Sur le bureau d’un ignoble style années 60, très carré, en métal et en formica gris ou verdâtre, deux régions contrastent sur le plan de travail. À la main droite de l’Inspecteur, une massive colonne de dossiers aux chemises cartonnées de couleurs diverses mais toujours délavées, des kilos de paperasses, et, à gauche, de l’autre côté d’une frontière parfaitement rectiligne tracée par le bord d’un sous-main en buvard vert, une surface que l’on dirait désert si l’on n’y trouvait pas ce stylo à bille noir, cette règle tout à fait quelconque en plastique transparent et ce carnet à spirales ouvert. L’Inspecteur vient d’en finir la lecture. Il rabat la dernière page cartonnée de couverture et place l’objet dans une enveloppe en papier kraft. Il inscrit dessus les informations requises pour s’y reconnaître dans l’instruction à venir : « Pièce 17, Carnet de 48 pages, selon lettre anonyme jointe, pièce 17bis, manuscrit de Christophe Grangier, analyse graphologie confirme, résidant 46 rue Pasteur, à Courbevoie, psychiatre à Rueil-Malmaison, officiant à la clinique de Saint-Germain-en-Laye, disparu le... etc. »

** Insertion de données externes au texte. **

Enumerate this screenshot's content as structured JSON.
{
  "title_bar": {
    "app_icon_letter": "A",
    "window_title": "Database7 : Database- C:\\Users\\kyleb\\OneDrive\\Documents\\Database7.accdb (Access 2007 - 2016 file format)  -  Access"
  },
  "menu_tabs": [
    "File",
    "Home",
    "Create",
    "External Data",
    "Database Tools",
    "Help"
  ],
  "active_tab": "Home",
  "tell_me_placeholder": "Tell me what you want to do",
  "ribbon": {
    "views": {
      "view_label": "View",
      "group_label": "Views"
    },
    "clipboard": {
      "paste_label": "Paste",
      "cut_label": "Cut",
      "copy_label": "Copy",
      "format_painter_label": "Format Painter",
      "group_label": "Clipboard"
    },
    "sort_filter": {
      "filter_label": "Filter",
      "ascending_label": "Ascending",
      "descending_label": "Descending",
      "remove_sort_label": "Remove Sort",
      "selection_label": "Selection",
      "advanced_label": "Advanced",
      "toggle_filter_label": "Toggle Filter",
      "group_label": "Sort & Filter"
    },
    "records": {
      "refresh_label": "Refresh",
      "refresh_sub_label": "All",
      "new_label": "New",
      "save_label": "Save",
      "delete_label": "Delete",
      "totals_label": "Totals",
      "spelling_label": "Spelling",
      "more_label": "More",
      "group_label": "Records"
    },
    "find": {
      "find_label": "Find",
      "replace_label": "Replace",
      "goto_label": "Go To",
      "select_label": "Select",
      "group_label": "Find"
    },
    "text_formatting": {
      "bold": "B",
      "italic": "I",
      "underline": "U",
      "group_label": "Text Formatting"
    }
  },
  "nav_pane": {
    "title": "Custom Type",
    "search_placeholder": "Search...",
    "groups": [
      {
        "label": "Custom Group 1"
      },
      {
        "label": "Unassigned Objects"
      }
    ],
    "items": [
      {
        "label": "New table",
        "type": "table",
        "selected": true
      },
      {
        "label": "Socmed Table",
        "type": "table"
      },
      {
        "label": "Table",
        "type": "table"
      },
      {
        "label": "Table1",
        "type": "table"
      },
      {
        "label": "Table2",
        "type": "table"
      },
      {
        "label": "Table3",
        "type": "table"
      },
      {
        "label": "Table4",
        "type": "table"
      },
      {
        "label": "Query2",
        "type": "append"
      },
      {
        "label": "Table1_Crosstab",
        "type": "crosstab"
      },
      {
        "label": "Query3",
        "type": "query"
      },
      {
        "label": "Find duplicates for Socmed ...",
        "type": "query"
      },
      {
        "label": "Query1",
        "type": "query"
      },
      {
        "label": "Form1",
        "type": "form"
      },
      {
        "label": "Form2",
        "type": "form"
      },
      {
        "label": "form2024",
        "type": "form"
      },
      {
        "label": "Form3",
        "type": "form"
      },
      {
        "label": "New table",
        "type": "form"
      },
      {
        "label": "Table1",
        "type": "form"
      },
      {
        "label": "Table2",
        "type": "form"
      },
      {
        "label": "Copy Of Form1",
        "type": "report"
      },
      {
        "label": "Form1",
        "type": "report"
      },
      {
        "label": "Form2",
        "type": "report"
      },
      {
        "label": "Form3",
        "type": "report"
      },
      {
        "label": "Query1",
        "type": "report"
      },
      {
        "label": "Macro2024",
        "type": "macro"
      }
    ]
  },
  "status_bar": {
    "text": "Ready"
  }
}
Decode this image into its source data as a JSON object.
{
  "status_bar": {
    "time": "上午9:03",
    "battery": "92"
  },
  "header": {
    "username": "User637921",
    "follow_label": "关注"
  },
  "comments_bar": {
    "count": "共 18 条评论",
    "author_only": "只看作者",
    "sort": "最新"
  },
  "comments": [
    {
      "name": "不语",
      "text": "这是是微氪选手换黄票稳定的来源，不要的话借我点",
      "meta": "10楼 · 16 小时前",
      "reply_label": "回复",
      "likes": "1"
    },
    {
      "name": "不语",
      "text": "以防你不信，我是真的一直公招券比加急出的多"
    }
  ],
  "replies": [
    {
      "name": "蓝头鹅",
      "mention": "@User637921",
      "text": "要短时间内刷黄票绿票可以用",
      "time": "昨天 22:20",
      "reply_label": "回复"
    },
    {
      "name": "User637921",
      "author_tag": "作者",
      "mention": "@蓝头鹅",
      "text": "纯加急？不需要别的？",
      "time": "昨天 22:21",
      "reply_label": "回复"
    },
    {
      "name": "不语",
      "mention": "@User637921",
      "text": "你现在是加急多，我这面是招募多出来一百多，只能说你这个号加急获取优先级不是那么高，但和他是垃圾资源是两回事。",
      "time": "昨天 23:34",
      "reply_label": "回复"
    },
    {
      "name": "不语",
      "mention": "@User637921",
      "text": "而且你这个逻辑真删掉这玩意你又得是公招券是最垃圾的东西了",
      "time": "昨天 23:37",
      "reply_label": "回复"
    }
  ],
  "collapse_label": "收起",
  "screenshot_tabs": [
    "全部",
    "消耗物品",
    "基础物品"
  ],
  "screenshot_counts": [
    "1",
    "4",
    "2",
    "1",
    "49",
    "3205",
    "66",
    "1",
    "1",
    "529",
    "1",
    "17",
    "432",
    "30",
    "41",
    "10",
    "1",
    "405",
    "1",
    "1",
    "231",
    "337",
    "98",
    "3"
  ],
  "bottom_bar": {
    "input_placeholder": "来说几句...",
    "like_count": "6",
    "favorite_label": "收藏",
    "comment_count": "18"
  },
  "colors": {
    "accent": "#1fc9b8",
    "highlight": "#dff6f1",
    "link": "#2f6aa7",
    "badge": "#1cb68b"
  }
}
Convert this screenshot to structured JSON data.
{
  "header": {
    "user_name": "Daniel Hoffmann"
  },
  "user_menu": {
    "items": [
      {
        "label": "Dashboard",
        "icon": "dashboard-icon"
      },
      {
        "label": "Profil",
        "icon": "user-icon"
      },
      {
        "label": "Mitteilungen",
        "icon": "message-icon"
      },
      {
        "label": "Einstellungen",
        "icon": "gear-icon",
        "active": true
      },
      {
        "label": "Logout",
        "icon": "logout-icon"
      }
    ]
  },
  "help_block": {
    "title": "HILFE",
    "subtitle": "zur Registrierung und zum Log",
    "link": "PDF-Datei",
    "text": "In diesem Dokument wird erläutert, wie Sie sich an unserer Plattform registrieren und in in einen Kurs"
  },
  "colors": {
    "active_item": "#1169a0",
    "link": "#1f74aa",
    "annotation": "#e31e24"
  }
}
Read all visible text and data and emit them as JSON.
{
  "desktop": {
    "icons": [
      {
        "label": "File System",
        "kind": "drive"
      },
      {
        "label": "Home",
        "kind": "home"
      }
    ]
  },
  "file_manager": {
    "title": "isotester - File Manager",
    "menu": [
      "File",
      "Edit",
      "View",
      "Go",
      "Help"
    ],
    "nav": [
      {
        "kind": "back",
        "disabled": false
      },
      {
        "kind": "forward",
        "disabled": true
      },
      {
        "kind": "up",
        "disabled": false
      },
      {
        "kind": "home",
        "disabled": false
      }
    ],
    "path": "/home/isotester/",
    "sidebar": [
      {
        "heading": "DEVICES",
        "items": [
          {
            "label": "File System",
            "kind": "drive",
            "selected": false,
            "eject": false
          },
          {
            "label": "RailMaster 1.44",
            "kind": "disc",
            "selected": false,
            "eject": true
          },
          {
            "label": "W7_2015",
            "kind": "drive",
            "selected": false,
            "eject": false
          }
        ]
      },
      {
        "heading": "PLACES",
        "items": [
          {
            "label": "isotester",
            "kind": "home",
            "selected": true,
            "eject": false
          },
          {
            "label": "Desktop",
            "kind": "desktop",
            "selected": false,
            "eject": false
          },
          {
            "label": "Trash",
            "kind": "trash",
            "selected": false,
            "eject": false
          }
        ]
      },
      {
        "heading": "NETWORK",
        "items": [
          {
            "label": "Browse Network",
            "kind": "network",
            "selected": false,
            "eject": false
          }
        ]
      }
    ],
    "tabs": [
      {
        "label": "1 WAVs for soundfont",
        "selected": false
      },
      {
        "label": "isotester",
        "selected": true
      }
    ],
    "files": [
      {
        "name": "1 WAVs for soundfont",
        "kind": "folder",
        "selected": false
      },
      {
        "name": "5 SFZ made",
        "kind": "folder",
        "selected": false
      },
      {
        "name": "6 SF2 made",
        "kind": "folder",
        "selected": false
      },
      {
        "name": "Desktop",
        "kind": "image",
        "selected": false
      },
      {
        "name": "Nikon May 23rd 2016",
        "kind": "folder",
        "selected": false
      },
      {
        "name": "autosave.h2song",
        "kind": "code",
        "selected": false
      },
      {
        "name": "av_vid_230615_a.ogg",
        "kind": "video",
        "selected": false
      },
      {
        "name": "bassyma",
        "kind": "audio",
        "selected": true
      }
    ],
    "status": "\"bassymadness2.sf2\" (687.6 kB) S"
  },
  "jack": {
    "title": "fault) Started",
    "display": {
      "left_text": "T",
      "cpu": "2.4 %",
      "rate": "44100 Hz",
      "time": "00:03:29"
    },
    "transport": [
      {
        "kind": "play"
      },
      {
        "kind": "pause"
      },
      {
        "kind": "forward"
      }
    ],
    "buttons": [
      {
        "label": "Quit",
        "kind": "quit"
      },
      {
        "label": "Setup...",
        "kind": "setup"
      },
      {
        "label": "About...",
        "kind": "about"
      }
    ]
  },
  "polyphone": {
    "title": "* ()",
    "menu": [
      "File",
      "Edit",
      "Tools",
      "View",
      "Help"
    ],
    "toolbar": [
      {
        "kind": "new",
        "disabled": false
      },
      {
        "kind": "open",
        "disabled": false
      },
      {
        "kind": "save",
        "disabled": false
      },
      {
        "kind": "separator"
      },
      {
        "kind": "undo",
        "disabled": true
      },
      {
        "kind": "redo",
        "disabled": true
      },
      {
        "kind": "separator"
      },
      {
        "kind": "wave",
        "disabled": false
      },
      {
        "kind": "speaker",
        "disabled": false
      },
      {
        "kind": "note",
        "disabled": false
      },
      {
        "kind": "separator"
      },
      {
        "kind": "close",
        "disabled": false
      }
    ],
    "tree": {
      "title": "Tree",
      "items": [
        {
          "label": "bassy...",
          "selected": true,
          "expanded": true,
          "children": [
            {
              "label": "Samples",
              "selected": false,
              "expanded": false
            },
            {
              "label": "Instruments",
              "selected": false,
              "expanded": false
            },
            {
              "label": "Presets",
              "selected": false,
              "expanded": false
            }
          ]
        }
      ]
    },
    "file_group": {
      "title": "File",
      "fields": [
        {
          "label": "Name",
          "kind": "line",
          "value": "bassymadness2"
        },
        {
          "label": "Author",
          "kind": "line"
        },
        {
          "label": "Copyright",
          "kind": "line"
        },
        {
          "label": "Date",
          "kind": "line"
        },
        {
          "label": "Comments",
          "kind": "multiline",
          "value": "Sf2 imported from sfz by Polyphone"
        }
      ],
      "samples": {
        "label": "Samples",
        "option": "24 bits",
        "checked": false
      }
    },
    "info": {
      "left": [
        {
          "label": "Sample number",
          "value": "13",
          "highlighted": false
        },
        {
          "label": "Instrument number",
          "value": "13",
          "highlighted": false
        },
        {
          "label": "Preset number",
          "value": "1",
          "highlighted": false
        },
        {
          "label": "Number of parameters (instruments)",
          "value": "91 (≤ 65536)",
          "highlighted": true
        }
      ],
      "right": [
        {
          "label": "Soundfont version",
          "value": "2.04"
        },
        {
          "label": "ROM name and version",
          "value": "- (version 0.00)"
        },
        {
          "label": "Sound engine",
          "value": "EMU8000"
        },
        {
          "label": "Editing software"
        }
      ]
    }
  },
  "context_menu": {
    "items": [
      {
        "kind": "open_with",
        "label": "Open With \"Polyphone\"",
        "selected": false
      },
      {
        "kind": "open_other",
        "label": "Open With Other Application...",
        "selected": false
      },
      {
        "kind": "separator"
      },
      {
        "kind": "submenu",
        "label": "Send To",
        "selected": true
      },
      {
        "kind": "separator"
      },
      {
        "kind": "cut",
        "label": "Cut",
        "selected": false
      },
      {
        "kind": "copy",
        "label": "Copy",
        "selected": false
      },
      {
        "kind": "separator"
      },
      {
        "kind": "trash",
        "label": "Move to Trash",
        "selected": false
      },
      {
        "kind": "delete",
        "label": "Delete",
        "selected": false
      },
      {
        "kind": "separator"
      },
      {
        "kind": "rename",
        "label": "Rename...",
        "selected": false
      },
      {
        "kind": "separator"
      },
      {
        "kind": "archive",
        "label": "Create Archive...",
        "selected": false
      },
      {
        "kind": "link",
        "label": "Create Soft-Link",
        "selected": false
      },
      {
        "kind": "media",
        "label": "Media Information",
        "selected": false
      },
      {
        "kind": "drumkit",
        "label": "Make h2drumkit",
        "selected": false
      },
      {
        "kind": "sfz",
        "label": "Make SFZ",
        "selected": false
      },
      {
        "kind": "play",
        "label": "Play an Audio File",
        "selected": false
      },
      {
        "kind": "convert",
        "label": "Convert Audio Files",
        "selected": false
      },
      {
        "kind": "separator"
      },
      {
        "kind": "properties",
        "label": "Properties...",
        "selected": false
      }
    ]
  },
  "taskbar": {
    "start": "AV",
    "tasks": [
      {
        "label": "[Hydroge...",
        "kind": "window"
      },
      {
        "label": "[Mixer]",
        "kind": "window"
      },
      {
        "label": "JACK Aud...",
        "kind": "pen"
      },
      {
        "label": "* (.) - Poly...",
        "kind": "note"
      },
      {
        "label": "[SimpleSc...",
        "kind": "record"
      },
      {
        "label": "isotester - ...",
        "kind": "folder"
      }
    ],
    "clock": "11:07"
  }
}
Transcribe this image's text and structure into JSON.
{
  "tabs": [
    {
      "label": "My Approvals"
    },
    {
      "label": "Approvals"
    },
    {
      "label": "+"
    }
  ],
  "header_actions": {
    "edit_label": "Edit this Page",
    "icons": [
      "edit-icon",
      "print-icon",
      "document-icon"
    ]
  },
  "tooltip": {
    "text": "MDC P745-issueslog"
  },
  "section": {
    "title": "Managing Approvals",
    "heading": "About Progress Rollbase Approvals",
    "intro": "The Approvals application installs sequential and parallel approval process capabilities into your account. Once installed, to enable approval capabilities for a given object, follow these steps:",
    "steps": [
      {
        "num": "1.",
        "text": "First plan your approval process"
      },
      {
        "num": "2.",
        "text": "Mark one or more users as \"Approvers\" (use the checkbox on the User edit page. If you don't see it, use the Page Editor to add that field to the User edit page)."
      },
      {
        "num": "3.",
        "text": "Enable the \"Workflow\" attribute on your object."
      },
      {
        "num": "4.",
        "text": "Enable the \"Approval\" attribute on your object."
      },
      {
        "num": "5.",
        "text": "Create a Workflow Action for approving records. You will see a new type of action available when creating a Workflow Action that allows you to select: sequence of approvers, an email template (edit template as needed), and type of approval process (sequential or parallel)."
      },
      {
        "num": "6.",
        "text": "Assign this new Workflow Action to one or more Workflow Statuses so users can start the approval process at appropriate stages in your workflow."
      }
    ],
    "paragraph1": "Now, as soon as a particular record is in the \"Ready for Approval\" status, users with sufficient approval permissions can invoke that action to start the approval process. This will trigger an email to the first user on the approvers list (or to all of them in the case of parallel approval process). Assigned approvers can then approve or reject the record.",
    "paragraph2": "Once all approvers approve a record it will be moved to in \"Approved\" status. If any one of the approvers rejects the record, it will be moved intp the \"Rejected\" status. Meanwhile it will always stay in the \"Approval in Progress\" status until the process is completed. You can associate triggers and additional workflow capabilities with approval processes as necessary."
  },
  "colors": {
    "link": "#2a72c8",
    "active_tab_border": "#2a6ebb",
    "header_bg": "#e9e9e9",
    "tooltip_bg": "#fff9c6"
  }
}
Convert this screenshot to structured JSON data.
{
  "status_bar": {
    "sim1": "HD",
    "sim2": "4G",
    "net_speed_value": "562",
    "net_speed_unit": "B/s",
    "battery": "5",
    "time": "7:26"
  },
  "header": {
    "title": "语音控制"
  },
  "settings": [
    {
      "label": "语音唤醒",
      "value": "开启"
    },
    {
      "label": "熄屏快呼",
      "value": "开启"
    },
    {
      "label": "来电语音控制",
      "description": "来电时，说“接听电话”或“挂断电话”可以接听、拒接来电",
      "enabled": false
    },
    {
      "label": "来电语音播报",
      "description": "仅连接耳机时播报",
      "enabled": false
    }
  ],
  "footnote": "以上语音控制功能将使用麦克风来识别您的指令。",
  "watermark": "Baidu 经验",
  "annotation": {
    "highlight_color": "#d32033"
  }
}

Il lève la main et appelle : « Eh ! Guronsan ! Pièce à conviction ! Amen ! » Un employé, le cou enrubanné d’une écharpe grise, le pull-en-V-chemise-cravate couvert d’un gilet en laine à grosses mailles camaïeu, un pantalon en velours côtelé kaki, des chaussures de randonnée à larges bouts bombés méticuleusement cirées, vient du fond la pièce où les bureaux ne sont pas cloisonnés. Il prend l’enveloppe et va la glisser dans un des tiroirs des armoires longeant tous les murs, derrière l’Inspecteur, qui allume un cigarillo. « Ici, on fume et on boit ! ». Rires dans l’équipe... « Et on est de la France qui se couche tard, comme les artistes et les putains. »

Mais il allait falloir aussi se lever tôt le lendemain matin pour apprendre à l’épouse de Monsieur Grangier la découverte de ce carnet qui expliquait sa disparition, bien que cette explication pût laisser fortement perplexe, vu la nature irrationnelle de son propos.

Il avait auparavant ajouté une autre pièce déconcertante : une brochure in-8° vantant les vertus surnaturelles de formules et philtres à mettre en œuvre chez soi, en se transformant en petit alchimiste parisien, pour susciter et ressusciter l’amour de votre conjoint ou conjointe qui ne marre de tomber à son réveil sur votre gueule usée tous les matins. Mais, cela dit, l’Inspecteur prit au sérieux cette piste vers on ne savait quoi : crise du couple à la quarantaine (de l’homme), solutions désespérées, actes de la dernière chance... Puis voilà que le journal intime censé mener, par l’auto-psychanalyse vaudou, à la solution de l’amour conjugal (re)trouvé aboutit à la quête littéraire !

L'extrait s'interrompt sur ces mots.